Crate training has become one of the major fundamentals in training your dog or puppy. From potty training to trick training, the use of a crate can be a major building block and tool to reach successful and reliable behaviors from your canine companion. The crate can be a useful tool and help manage life with a dog in the home. However, using the crate in a proper manner means teaching your dog or puppy to not only go in on his own, but to love being inside his crate!
Step One, Step In
It is best to use a high value treat, such as real meat or cheese to begin crate training your puppy. A high value treat is something your pup would really love, but should be in very small pieces that are quickly eaten so as not to distract your dog for too long. This will help your pup to develop a positive association with his crate.
Toss a treat into the opening of the crate, just inside the door. Your pup should have to put his head inside to pick it up, but not walk in just yet. When he gets the treat, you can click your clicker or say “Yep!” to let him know he did a good job. Repeat this a few times before moving on.
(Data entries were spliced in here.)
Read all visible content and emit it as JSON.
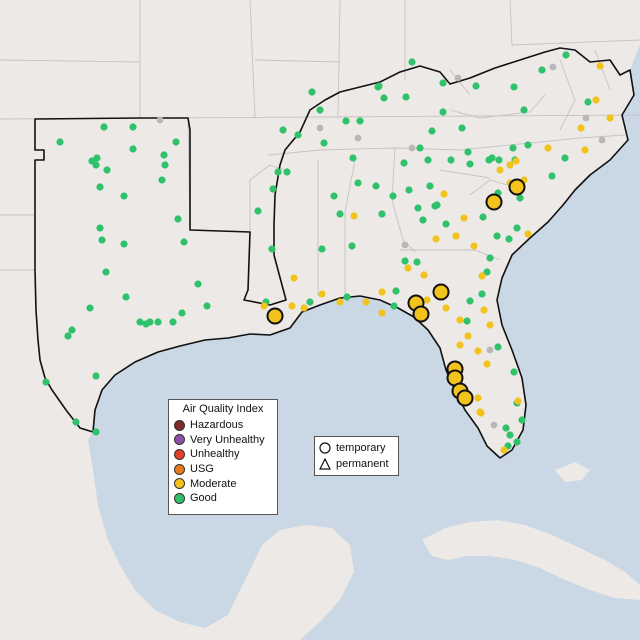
{
  "legend": {
    "title": "Air Quality Index",
    "categories": [
      {
        "label": "Hazardous",
        "color": "#7e2a26"
      },
      {
        "label": "Very Unhealthy",
        "color": "#8e4fa8"
      },
      {
        "label": "Unhealthy",
        "color": "#e0412a"
      },
      {
        "label": "USG",
        "color": "#e57b1c"
      },
      {
        "label": "Moderate",
        "color": "#f2c21d"
      },
      {
        "label": "Good",
        "color": "#2fc26b"
      }
    ]
  },
  "monitor_types": {
    "items": [
      {
        "label": "temporary",
        "icon": "circle-outline-icon"
      },
      {
        "label": "permanent",
        "icon": "triangle-outline-icon"
      }
    ]
  },
  "colors": {
    "ocean": "#c9d8e4",
    "land": "#ece9e6",
    "region_border": "#111111",
    "state_border": "#c4c4c4",
    "no_data": "#b8b8b8"
  }
}
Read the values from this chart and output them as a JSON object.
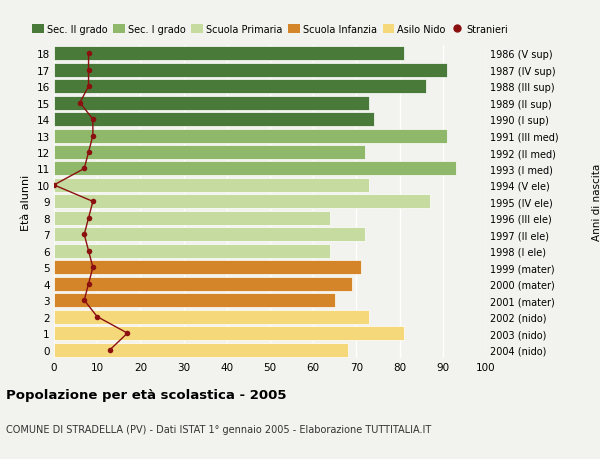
{
  "ages": [
    0,
    1,
    2,
    3,
    4,
    5,
    6,
    7,
    8,
    9,
    10,
    11,
    12,
    13,
    14,
    15,
    16,
    17,
    18
  ],
  "bar_values": [
    68,
    81,
    73,
    65,
    69,
    71,
    64,
    72,
    64,
    87,
    73,
    93,
    72,
    91,
    74,
    73,
    86,
    91,
    81
  ],
  "bar_colors": [
    "#f5d87a",
    "#f5d87a",
    "#f5d87a",
    "#d4852a",
    "#d4852a",
    "#d4852a",
    "#c5dba0",
    "#c5dba0",
    "#c5dba0",
    "#c5dba0",
    "#c5dba0",
    "#8fb86a",
    "#8fb86a",
    "#8fb86a",
    "#4a7a3a",
    "#4a7a3a",
    "#4a7a3a",
    "#4a7a3a",
    "#4a7a3a"
  ],
  "stranieri_values": [
    13,
    17,
    10,
    7,
    8,
    9,
    8,
    7,
    8,
    9,
    0,
    7,
    8,
    9,
    9,
    6,
    8,
    8,
    8
  ],
  "right_labels": [
    "2004 (nido)",
    "2003 (nido)",
    "2002 (nido)",
    "2001 (mater)",
    "2000 (mater)",
    "1999 (mater)",
    "1998 (I ele)",
    "1997 (II ele)",
    "1996 (III ele)",
    "1995 (IV ele)",
    "1994 (V ele)",
    "1993 (I med)",
    "1992 (II med)",
    "1991 (III med)",
    "1990 (I sup)",
    "1989 (II sup)",
    "1988 (III sup)",
    "1987 (IV sup)",
    "1986 (V sup)"
  ],
  "legend_labels": [
    "Sec. II grado",
    "Sec. I grado",
    "Scuola Primaria",
    "Scuola Infanzia",
    "Asilo Nido",
    "Stranieri"
  ],
  "legend_colors": [
    "#4a7a3a",
    "#8fb86a",
    "#c5dba0",
    "#d4852a",
    "#f5d87a",
    "#8b0000"
  ],
  "title": "Popolazione per età scolastica - 2005",
  "subtitle": "COMUNE DI STRADELLA (PV) - Dati ISTAT 1° gennaio 2005 - Elaborazione TUTTITALIA.IT",
  "ylabel_left": "Età alunni",
  "ylabel_right": "Anni di nascita",
  "xlim": [
    0,
    100
  ],
  "bg_color": "#f2f2ee",
  "grid_color": "#ffffff",
  "bar_height": 0.85
}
Next, toss the treat into the middle of the crate. The goal is to encourage your pup to set both front feet into the crate to get the treat. If he only leans in without putting his feet inside, toss the next treat in further. If he hesitates after getting the treat to investigate the crate, even for a moment, click or say “Yep!” and reward him yet again. Hand him the treat while he is still inside, not when he steps out! If he willingly steps all the way in, do it again! He is catching on that being in the crate is a good thing.
The last part to the first step is tossing the treat all the way into the back of the crate. He must place all four feet in the crate to get the treat and turn around to come back out! For every two seconds or so that he remains in the crate on his own, he should be rewarded. He will eventually need to come back out, though, to continue this exercise. You can toss a treat a few feet away from the crate for him to fetch, then continue.
Closing the Door
You don’t want to slam the crate door on your pup or make him feel nervous about being closed up in the crate. This is why it is important to help him become comfortable in the crate and trust that it’s not only a safe place but a comforting place to be.
Toss the treat all the way into the back as done before. When your dog is all the way and eating his treat, gently close the door, but don’t lock it yet! Right after closing it, hand your dog a treat through the crate bars or drop one in so he can easily get it. Then, open the door back up so he can come out if he wishes. If he stays, reward him for every two to three seconds he remains in. As you may have done previously, you can toss a treat out on the floor for him to fetch so you can repeat this practice.
When you think your dog is comfortable with the door closed, you can ask him to stay in for longer periods, periodically giving him a treat and opening the door. This is so that instead of feeling trapped, he will feel safe!
Many dogs can become fully crate trained in one to two days, but always go at your dog’s pace. Keep each training session short, under 15 minutes! Short sessions mean your dog won’t get bored and will always look forward to the next sessions!